Et, des fois, il faut accepter le fait qu’un personnage n’aime pas parler, et qu’un autre parlerait pendant des heures.
le 8 novembre 2009
à 23:11
@ Antalgeek : Comment tu fais quand tu as ces problèmes de répétitions ? Tu réécris les dialogues ? Tu en enlèves certains ?
@ Gad : Je trouve très intéressant ce que tu dis sur la voix du texte, j’ai l’impression en plus de tomber dans ce piège. Je le garderai à l’esprit la prochaine fois que je me relirai.
Quant à enlever le “ne” de la négation, j’avoue qu’à l’écrit, ça me choque. Bon après, il faut dire que j’utilise systématiquement “ne pas” à l’écrit, même sur MSN. Il y en a dans le livre que je lis en ce moment, et malgré le fait que le personnage qui vire la moitié de la négation soit peu cultivé, ça me bloque à chaque fois que je le vois.

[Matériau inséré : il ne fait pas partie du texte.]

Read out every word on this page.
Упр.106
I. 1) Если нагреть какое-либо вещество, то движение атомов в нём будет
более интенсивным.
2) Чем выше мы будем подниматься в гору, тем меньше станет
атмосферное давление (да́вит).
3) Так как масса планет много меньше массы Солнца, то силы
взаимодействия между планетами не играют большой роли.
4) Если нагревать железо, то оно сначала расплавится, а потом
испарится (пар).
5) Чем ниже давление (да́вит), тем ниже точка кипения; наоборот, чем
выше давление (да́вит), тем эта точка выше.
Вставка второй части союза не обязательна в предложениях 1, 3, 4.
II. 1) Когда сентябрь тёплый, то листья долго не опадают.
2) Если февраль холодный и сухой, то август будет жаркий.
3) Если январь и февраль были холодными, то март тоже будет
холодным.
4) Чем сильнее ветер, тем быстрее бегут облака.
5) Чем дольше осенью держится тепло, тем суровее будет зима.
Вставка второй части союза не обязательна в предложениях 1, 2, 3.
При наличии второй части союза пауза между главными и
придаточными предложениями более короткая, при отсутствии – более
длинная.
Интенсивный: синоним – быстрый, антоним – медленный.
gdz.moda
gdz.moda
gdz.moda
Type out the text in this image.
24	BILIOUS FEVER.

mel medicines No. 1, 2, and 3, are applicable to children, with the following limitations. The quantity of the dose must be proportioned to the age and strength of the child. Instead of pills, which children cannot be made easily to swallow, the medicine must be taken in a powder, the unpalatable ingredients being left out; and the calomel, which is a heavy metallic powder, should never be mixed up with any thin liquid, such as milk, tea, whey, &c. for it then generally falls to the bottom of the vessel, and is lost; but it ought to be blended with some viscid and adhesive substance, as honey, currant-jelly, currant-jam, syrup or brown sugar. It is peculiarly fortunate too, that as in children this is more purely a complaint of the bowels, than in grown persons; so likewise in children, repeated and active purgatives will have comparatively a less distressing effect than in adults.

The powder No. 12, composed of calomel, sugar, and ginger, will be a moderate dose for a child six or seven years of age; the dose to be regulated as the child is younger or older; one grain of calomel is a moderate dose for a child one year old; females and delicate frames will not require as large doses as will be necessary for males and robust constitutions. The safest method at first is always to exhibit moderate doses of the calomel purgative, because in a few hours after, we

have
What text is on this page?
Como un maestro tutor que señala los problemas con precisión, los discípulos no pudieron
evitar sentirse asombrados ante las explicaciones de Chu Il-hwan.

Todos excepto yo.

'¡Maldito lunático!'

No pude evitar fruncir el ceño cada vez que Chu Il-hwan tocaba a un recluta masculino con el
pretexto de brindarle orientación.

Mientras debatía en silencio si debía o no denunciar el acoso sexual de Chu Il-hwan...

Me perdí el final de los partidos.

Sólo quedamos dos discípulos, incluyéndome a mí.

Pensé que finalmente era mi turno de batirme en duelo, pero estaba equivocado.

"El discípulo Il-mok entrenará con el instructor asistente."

Mais je pense que c’est seulement moi ^^
le 8 novembre 2009
à 23:34
“Nul besoin d’être vulgaire pour exprimer la vulgarité.” Et je dirais de même pour toute forme de parlé dans les dialogues. J’avoue avoir tendance à toujours vouloir “bien écrire” les négations et autres absences orales, même pour des personnages parlant mal ou ne sachant pas aligner deux mots. C’est beaucoup de compromis mais le texte en est tellement plus joli… quand ça marche, ce qui n’est pas forcément le cas souvent.
Pour les répétitions dans les dialogues, cela dépend. Un tic de langage (un personnage qui ponctue ses phrases par “Hein !”) peuvent être utiles pour le repérer sans s’encombrer de descriptions. Après, quand je réécris, tous mes dialogues passent par une lourde modification. Y a pas vraiment de solution miracle. Il me reste tellement de chemin à parcourir dans l’écriture…
le 10 novembre 2009
à 5:33
Héhé…
Mettre ou non les négations dans le dialogue est un gros débat dans les ateliers que j’ai suivis. Beaucoup de gens sont contre le fait d’enlever les négations, et il y a des situations où c’est vrai que c’est vraiment moche, mais il y en a d’autres où ça sonne beaucoup trop faux. Ça dépend du ton du texte.
Le ton que j’utilise dans mes romans m’empêche d’être complètement à l’aise avec l’élision des négations, mais dans mes nouvelles, je suis très près de l’oralité donc ça change complètement.
Dans ce sens, j’ajouterais qu’un dialogue n’est pas obligé de bien sonner quand on le lit à voix haute et qu’il est plus important qu’il ressemble à une ligne parlée quand on le lit dans sa tête. Généralement, les livres sont faits pour être lus dans sa tête, donc si ça «fait vrai», pour moi, c’est suffisant.
le 10 novembre 2009
à 17:15
Tu as pas tort, Gad. En fait, tu as clairement raison, mais les diminutions sont un de mes défauts quand j’écris ^^
Je viens de terminer La langue du silence de Samantha Bailly, et je me suis aperçue vers la fin qu’elle ne mettait pas les “ne” dans ses dialogues. Mais j’ai du lire genre 300 pages avant de m’en rendre compte. Comme quoi, ce n’est pas forcément choquant.